I have been interested in blockchain technologies and cryptocurrencies for a while now. While doing research I’ve stumbled upon some interesting techniques for picking hidden gems. Many of these techniques required a fair bit of legwork, so in an effort to make things quicker and more efficient I came up with the following.
We will be using a technique for picking out microcap stocks set forth by trader Nik Patel in his article “Picking Out Microcaps 101“, you can find the original article here. I recommend reading it if you haven’t already. Once you get the basics down we are ready to get digging.
If you don’t have the required packages installed you will need to do so. Use the code below to install the crypto and dplyr packages, as well as their required dependencies.
#install packages install.packages("crypto") install.packages("dplyr")
Once the packages are installed you will need to load them.
#load packages library(crypto) library(dplyr)
Now that the required packages are installed and loaded, we can begin the act of importing and cleaning the data. The code below will pull all of the cryptocurrencies currently listed on CoinMarketCap into a data frame.
#import data from coinmarketcap crypto_prices <- crypto_prices()
One little hiccup will occur that we need to solve. The crypto package imports one of the columns with a name that starts with a number. If we try to use dplyr on this column it will throw an error. Use the code snippet below to rename that column.
#change column name to allow for dplyr colnames(crypto_prices)[colnames(crypto_prices)=="24h_volume_usd"] <- "usd_volume_24h"
Ok, so we’ve now got our data loaded and in the correct format. Now it’s time to find our microcap gems!
The variables we care about here are market cap, coin supply, and a ratio of market cap to 24-hour volume. The first two already exist in our data frame, but we will have to create the last one. Luckily for us, we can do that easily with dplyr’s
mutate() function. After we create the new column, which I have dubbed “mcv_ratio”, we can filter out just the rows that meet the criteria mentioned in Nik’s article. Note: I am using the piping operator to combine these into one step in the name of efficiency.
#using piping operator crypto_prices <- crypto_prices %>% mutate(mcv_ratio = (usd_volume_24h/market_cap_usd)) %>% filter(market_cap_usd <= 250000, available_supply < 50000000 & available_supply > 0, mcv_ratio > .02)
Great! Now we have a data frame with just the currencies we want to focus on.

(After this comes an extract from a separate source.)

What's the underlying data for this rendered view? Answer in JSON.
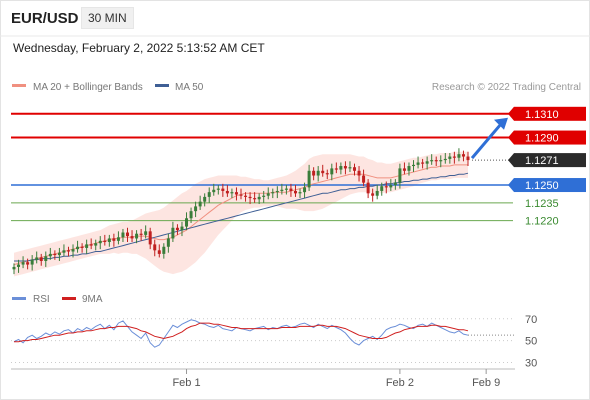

I personally like having two data frames to work with now. The one we just created and a pared down one which will allow me to quickly see names and supply information. I will create a separate data frame with only three columns: coin name, available supply, and total supply. This allows me to quickly compare the columns and disqualify the ones that have evidence of a large premine.
supply_compare <- select(crypto_prices, name, available_supply, total_supply)
That’s it for the code. You should be able to use the remaining tips in Nik’s article to find some pretty interesting tokens. Feel free to comment below with any successes you’ve had.
Oh, and the above references an opinion and is for information purposes only. It is not intended to be investment advice.
I hope you enjoyed this tutorial, happy hunting!